Imagine you're captured by hm... Who's a good capturer these days ? If we were in the 70s I'd have said the aliens, and the whole thing'd have then involved the threat of... you know, probing. Yeah, right there. You know where. Yeah.
In the 80s it'd have been perhaps the Soviets, or was that in the 60s ? And in the other 80s it'd have been the Berber slavers, of course.i But what is it by now ? I suppose it's the Americans, huh. Our previously very prosperous, very successful, muchly promising colonies in North America that we had such great hopes for meanwhile turned into... well... It's a sad thing to look upon, really. Like this upper middle class white kid that had straight As in high school, moved out to college on a full scholarship + stipend and then dropped out in junior year to do drugs and live in downtown Detroit.
But sad or not, it's what it is. So imagine you're captured by a troop of savage, lawless USisans from America. These lurid, immoral rogues give you one coin, and tell you that unless you manage to come up with a perfectly balanced random number generator they'll toss you into the endless burning pit of NSA. Which... you know, isn't really all that far off.
So what do you do ? How do you turn a coin that's potentially slanted, and who knows which way, into a tool of divine fairness ?
Suppose you can't measure its slant in any way, perhaps because the coin has a mechanism inside that alters it later on, or for whatever other reason. What do you do ?
I'ma give you a little space to think it through.
Ok, so did you come up with Newman's method or not ?
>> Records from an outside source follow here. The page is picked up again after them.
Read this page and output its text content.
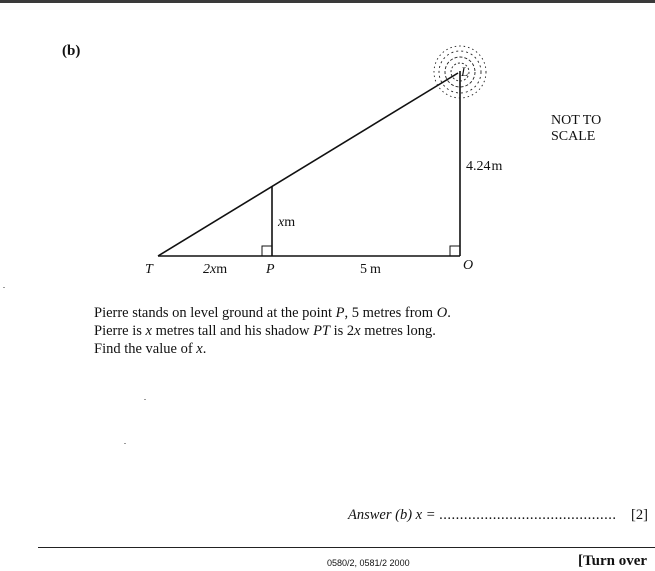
(b)
T	P	O
L
2xm	5 m
xm
4.24m
NOT TO
SCALE
Pierre stands on level ground at the point P, 5 metres from O.
Pierre is x metres tall and his shadow PT is 2x metres long.
Find the value of x.
Answer (b) x = ........................................... [2]
0580/2, 0581/2 2000	[Turn over
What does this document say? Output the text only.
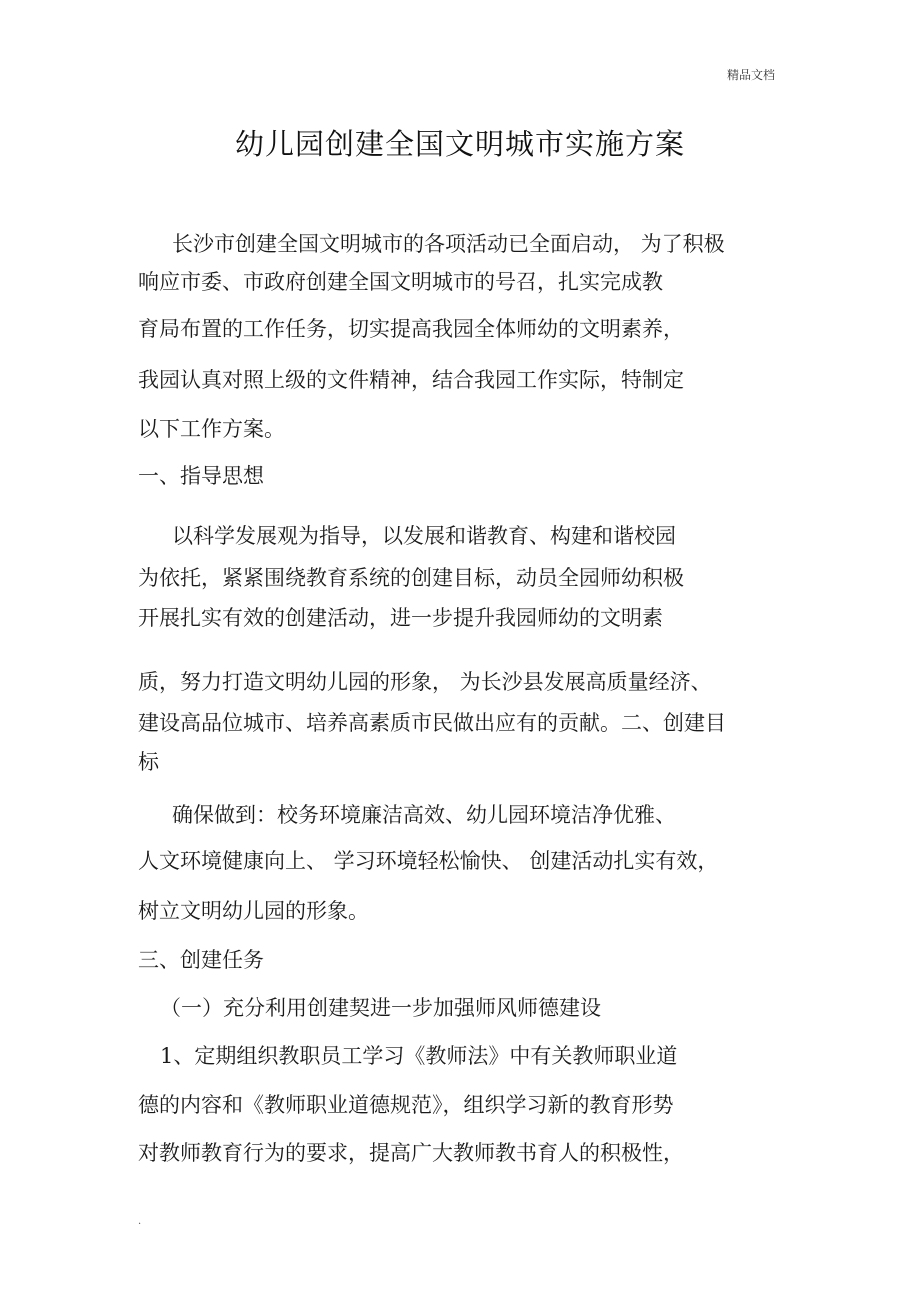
精品文档
幼儿园创建全国文明城市实施方案
长沙市创建全国文明城市的各项活动已全面启动， 为了积极
响应市委、市政府创建全国文明城市的号召，扎实完成教
育局布置的工作任务，切实提高我园全体师幼的文明素养，
我园认真对照上级的文件精神，结合我园工作实际，特制定
以下工作方案。
一、指导思想
以科学发展观为指导，以发展和谐教育、构建和谐校园
为依托，紧紧围绕教育系统的创建目标，动员全园师幼积极
开展扎实有效的创建活动，进一步提升我园师幼的文明素
质，努力打造文明幼儿园的形象， 为长沙县发展高质量经济、
建设高品位城市、培养高素质市民做出应有的贡献。二、创建目
标
确保做到：校务环境廉洁高效、幼儿园环境洁净优雅、
人文环境健康向上、 学习环境轻松愉快、 创建活动扎实有效，
树立文明幼儿园的形象。
三、创建任务
（一）充分利用创建契进一步加强师风师德建设
1、定期组织教职员工学习《教师法》中有关教师职业道
德的内容和《教师职业道德规范》，组织学习新的教育形势
对教师教育行为的要求，提高广大教师教书育人的积极性，
.
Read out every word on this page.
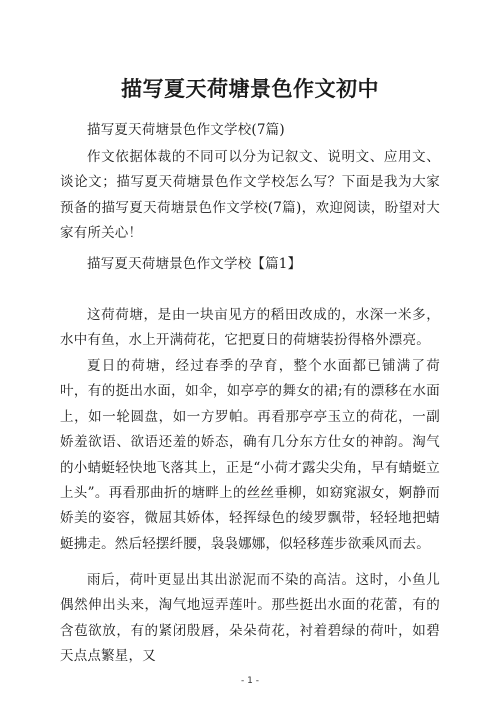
描写夏天荷塘景色作文初中
描写夏天荷塘景色作文学校(7篇)
作文依据体裁的不同可以分为记叙文、说明文、应用文、谈论文；描写夏天荷塘景色作文学校怎么写？下面是我为大家预备的描写夏天荷塘景色作文学校(7篇)，欢迎阅读，盼望对大家有所关心！
描写夏天荷塘景色作文学校【篇1】
这荷荷塘，是由一块亩见方的稻田改成的，水深一米多，水中有鱼，水上开满荷花，它把夏日的荷塘装扮得格外漂亮。
夏日的荷塘，经过春季的孕育，整个水面都已铺满了荷叶，有的挺出水面，如伞，如亭亭的舞女的裙;有的漂移在水面上，如一轮圆盘，如一方罗帕。再看那亭亭玉立的荷花，一副娇羞欲语、欲语还羞的娇态，确有几分东方仕女的神韵。淘气的小蜻蜓轻快地飞落其上，正是“小荷才露尖尖角，早有蜻蜓立上头”。再看那曲折的塘畔上的丝丝垂柳，如窈窕淑女，婀静而娇美的姿容，微屈其娇体，轻挥绿色的绫罗飘带，轻轻地把蜻蜓拂走。然后轻摆纤腰，袅袅娜娜，似轻移莲步欲乘风而去。
雨后，荷叶更显出其出淤泥而不染的高洁。这时，小鱼儿偶然伸出头来，淘气地逗弄莲叶。那些挺出水面的花蕾，有的含苞欲放，有的紧闭殷唇，朵朵荷花，衬着碧绿的荷叶，如碧天点点繁星，又
- 1 -
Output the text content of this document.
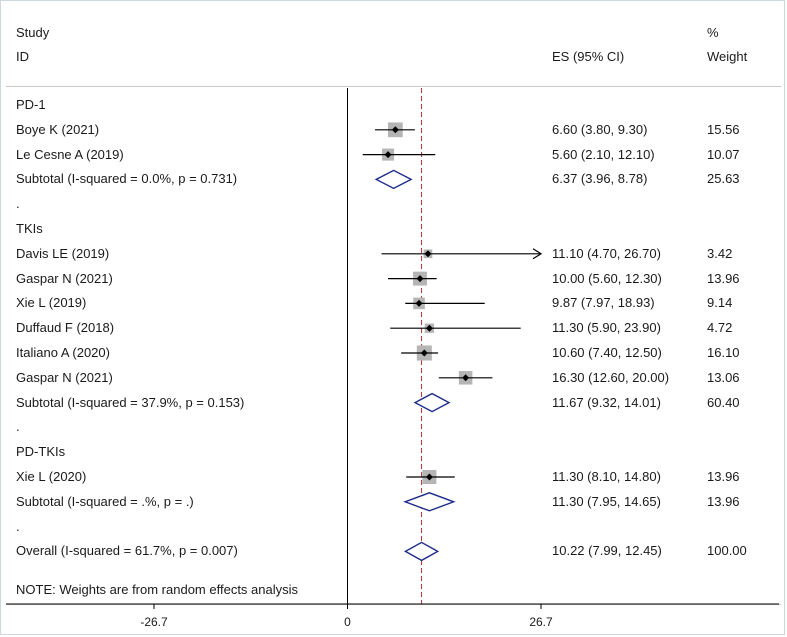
Study
ID	ES (95% CI)
%
Weight
PD-1
Boye K (2021)	6.60 (3.80, 9.30)	15.56
Le Cesne A (2019)	5.60 (2.10, 12.10)	10.07
Subtotal (I-squared = 0.0%, p = 0.731)	6.37 (3.96, 8.78)	25.63
.
TKIs
Davis LE (2019)	11.10 (4.70, 26.70)	3.42
Gaspar N (2021)	10.00 (5.60, 12.30)	13.96
Xie L (2019)	9.87 (7.97, 18.93)	9.14
Duffaud F (2018)	11.30 (5.90, 23.90)	4.72
Italiano A (2020)	10.60 (7.40, 12.50)	16.10
Gaspar N (2021)	16.30 (12.60, 20.00)	13.06
Subtotal (I-squared = 37.9%, p = 0.153)	11.67 (9.32, 14.01)	60.40
.
PD-TKIs
Xie L (2020)	11.30 (8.10, 14.80)	13.96
Subtotal (I-squared = .%, p = .)	11.30 (7.95, 14.65)	13.96
.
Overall (I-squared = 61.7%, p = 0.007)	10.22 (7.99, 12.45)	100.00
NOTE: Weights are from random effects analysis
-26.7	0	26.7
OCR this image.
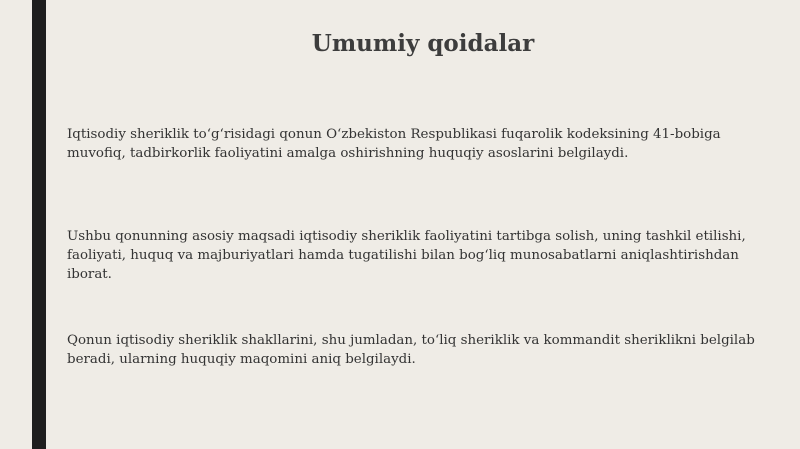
Umumiy qoidalar

Iqtisodiy sheriklik to‘g‘risidagi qonun O‘zbekiston Respublikasi fuqarolik kodeksining 41-bobiga muvofiq, tadbirkorlik faoliyatini amalga oshirishning huquqiy asoslarini belgilaydi.

Ushbu qonunning asosiy maqsadi iqtisodiy sheriklik faoliyatini tartibga solish, uning tashkil etilishi, faoliyati, huquq va majburiyatlari hamda tugatilishi bilan bog‘liq munosabatlarni aniqlashtirishdan iborat.

Qonun iqtisodiy sheriklik shakllarini, shu jumladan, to‘liq sheriklik va kommandit sheriklikni belgilab beradi, ularning huquqiy maqomini aniq belgilaydi.
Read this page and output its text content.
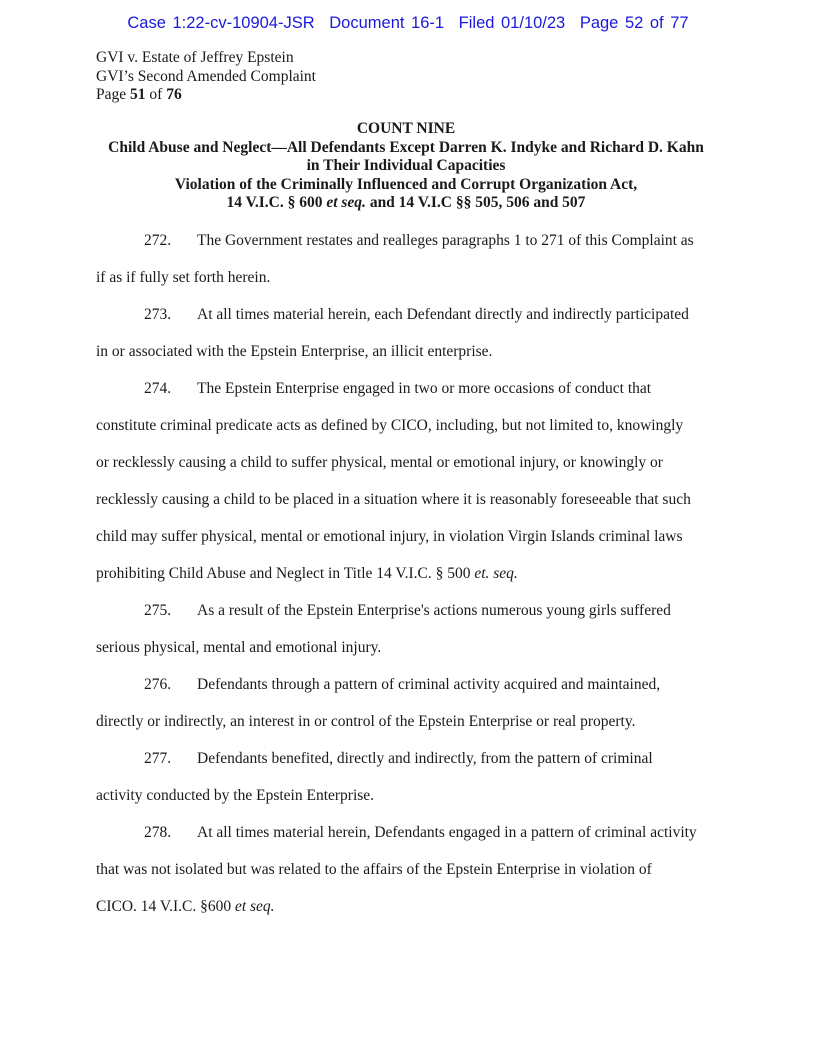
Case 1:22-cv-10904-JSR Document 16-1 Filed 01/10/23 Page 52 of 77
GVI v. Estate of Jeffrey Epstein
GVI’s Second Amended Complaint
Page 51 of 76
COUNT NINE
Child Abuse and Neglect—All Defendants Except Darren K. Indyke and Richard D. Kahn
in Their Individual Capacities
Violation of the Criminally Influenced and Corrupt Organization Act,
14 V.I.C. § 600 et seq. and 14 V.I.C §§ 505, 506 and 507
272. The Government restates and realleges paragraphs 1 to 271 of this Complaint as
if as if fully set forth herein.
273. At all times material herein, each Defendant directly and indirectly participated
in or associated with the Epstein Enterprise, an illicit enterprise.
274. The Epstein Enterprise engaged in two or more occasions of conduct that
constitute criminal predicate acts as defined by CICO, including, but not limited to, knowingly
or recklessly causing a child to suffer physical, mental or emotional injury, or knowingly or
recklessly causing a child to be placed in a situation where it is reasonably foreseeable that such
child may suffer physical, mental or emotional injury, in violation Virgin Islands criminal laws
prohibiting Child Abuse and Neglect in Title 14 V.I.C. § 500 et. seq.
275. As a result of the Epstein Enterprise's actions numerous young girls suffered
serious physical, mental and emotional injury.
276. Defendants through a pattern of criminal activity acquired and maintained,
directly or indirectly, an interest in or control of the Epstein Enterprise or real property.
277. Defendants benefited, directly and indirectly, from the pattern of criminal
activity conducted by the Epstein Enterprise.
278. At all times material herein, Defendants engaged in a pattern of criminal activity
that was not isolated but was related to the affairs of the Epstein Enterprise in violation of
CICO. 14 V.I.C. §600 et seq.
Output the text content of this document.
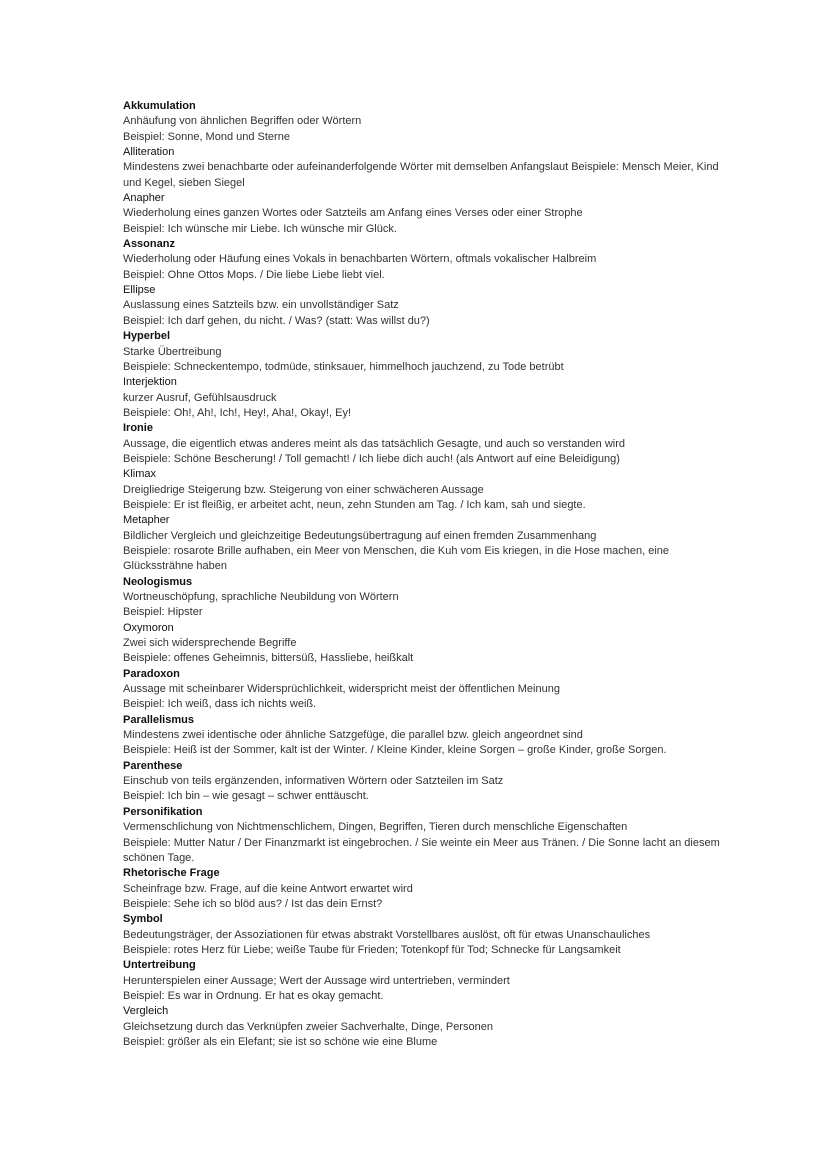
Akkumulation
Anhäufung von ähnlichen Begriffen oder Wörtern
Beispiel: Sonne, Mond und Sterne
Alliteration
Mindestens zwei benachbarte oder aufeinanderfolgende Wörter mit demselben Anfangslaut Beispiele: Mensch Meier, Kind und Kegel, sieben Siegel
Anapher
Wiederholung eines ganzen Wortes oder Satzteils am Anfang eines Verses oder einer Strophe
Beispiel: Ich wünsche mir Liebe. Ich wünsche mir Glück.
Assonanz
Wiederholung oder Häufung eines Vokals in benachbarten Wörtern, oftmals vokalischer Halbreim
Beispiel: Ohne Ottos Mops. / Die liebe Liebe liebt viel.
Ellipse
Auslassung eines Satzteils bzw. ein unvollständiger Satz
Beispiel: Ich darf gehen, du nicht. / Was? (statt: Was willst du?)
Hyperbel
Starke Übertreibung
Beispiele: Schneckentempo, todmüde, stinksauer, himmelhoch jauchzend, zu Tode betrübt
Interjektion
kurzer Ausruf, Gefühlsausdruck
Beispiele: Oh!, Ah!, Ich!, Hey!, Aha!, Okay!, Ey!
Ironie
Aussage, die eigentlich etwas anderes meint als das tatsächlich Gesagte, und auch so verstanden wird
Beispiele: Schöne Bescherung! / Toll gemacht! / Ich liebe dich auch! (als Antwort auf eine Beleidigung)
Klimax
Dreigliedrige Steigerung bzw. Steigerung von einer schwächeren Aussage
Beispiele: Er ist fleißig, er arbeitet acht, neun, zehn Stunden am Tag. / Ich kam, sah und siegte.
Metapher
Bildlicher Vergleich und gleichzeitige Bedeutungsübertragung auf einen fremden Zusammenhang
Beispiele: rosarote Brille aufhaben, ein Meer von Menschen, die Kuh vom Eis kriegen, in die Hose machen, eine Glückssträhne haben
Neologismus
Wortneuschöpfung, sprachliche Neubildung von Wörtern
Beispiel: Hipster
Oxymoron
Zwei sich widersprechende Begriffe
Beispiele: offenes Geheimnis, bittersüß, Hassliebe, heißkalt
Paradoxon
Aussage mit scheinbarer Widersprüchlichkeit, widerspricht meist der öffentlichen Meinung
Beispiel: Ich weiß, dass ich nichts weiß.
Parallelismus
Mindestens zwei identische oder ähnliche Satzgefüge, die parallel bzw. gleich angeordnet sind
Beispiele: Heiß ist der Sommer, kalt ist der Winter. / Kleine Kinder, kleine Sorgen – große Kinder, große Sorgen.
Parenthese
Einschub von teils ergänzenden, informativen Wörtern oder Satzteilen im Satz
Beispiel: Ich bin – wie gesagt – schwer enttäuscht.
Personifikation
Vermenschlichung von Nichtmenschlichem, Dingen, Begriffen, Tieren durch menschliche Eigenschaften
Beispiele: Mutter Natur / Der Finanzmarkt ist eingebrochen. / Sie weinte ein Meer aus Tränen. / Die Sonne lacht an diesem schönen Tage.
Rhetorische Frage
Scheinfrage bzw. Frage, auf die keine Antwort erwartet wird
Beispiele: Sehe ich so blöd aus? / Ist das dein Ernst?
Symbol
Bedeutungsträger, der Assoziationen für etwas abstrakt Vorstellbares auslöst, oft für etwas Unanschauliches
Beispiele: rotes Herz für Liebe; weiße Taube für Frieden; Totenkopf für Tod; Schnecke für Langsamkeit
Untertreibung
Herunterspielen einer Aussage; Wert der Aussage wird untertrieben, vermindert
Beispiel: Es war in Ordnung. Er hat es okay gemacht.
Vergleich
Gleichsetzung durch das Verknüpfen zweier Sachverhalte, Dinge, Personen
Beispiel: größer als ein Elefant; sie ist so schöne wie eine Blume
If not, here's how you do it : toss the coin twice. If it comes up both heads, or both tails (no matter which), report heads. If it comes up tails and heads (no matter in which order), report tails.
Basically, you're not measuring what the coin says, but how the coin differs from itself. This allows you to abstract the coin away from the entire process, and just deal with the quantum phenomena all randomness measures.
And now for the problem, because all this has been introduction : obviously a coin is a dice, with only two faces, conveniently labeled "heads" and "tails", which is ~==== 0 and 1.
What if we used the more general case of dice ? You know, the six faceted cube sort. How do you take six dice, which may be loaded in whichever way, and come up with actually fair dice throws ?
Ok, ok, I was cheating, you can't do this with two dice (you did notice that the original coin example used one not two, right ?). But anyway, so you get one die, how do you go about it ?
———- Oh, you didn't know about this ? Sure, your grandmother's mother got herself all wet in private thinking about how these Berber guys are capturing her ship and forcing their fingers, their thick rough nubbly stubbly fingers into all the womens' vaginas. To make sure there's no jewels hidden there, you see. Because the women of the other 80s walked around with rubies and emeralds shoved up their cunts all the damned time. Didn't you know ? [↩]
Saturday, 22 March 2014
PS. Congratulations to artifexd, the first careful reader. Indeed, the Neumann coin fair-izing method consists of "if both tosses come the same, discard the set, if they come different take the first toss". Well done!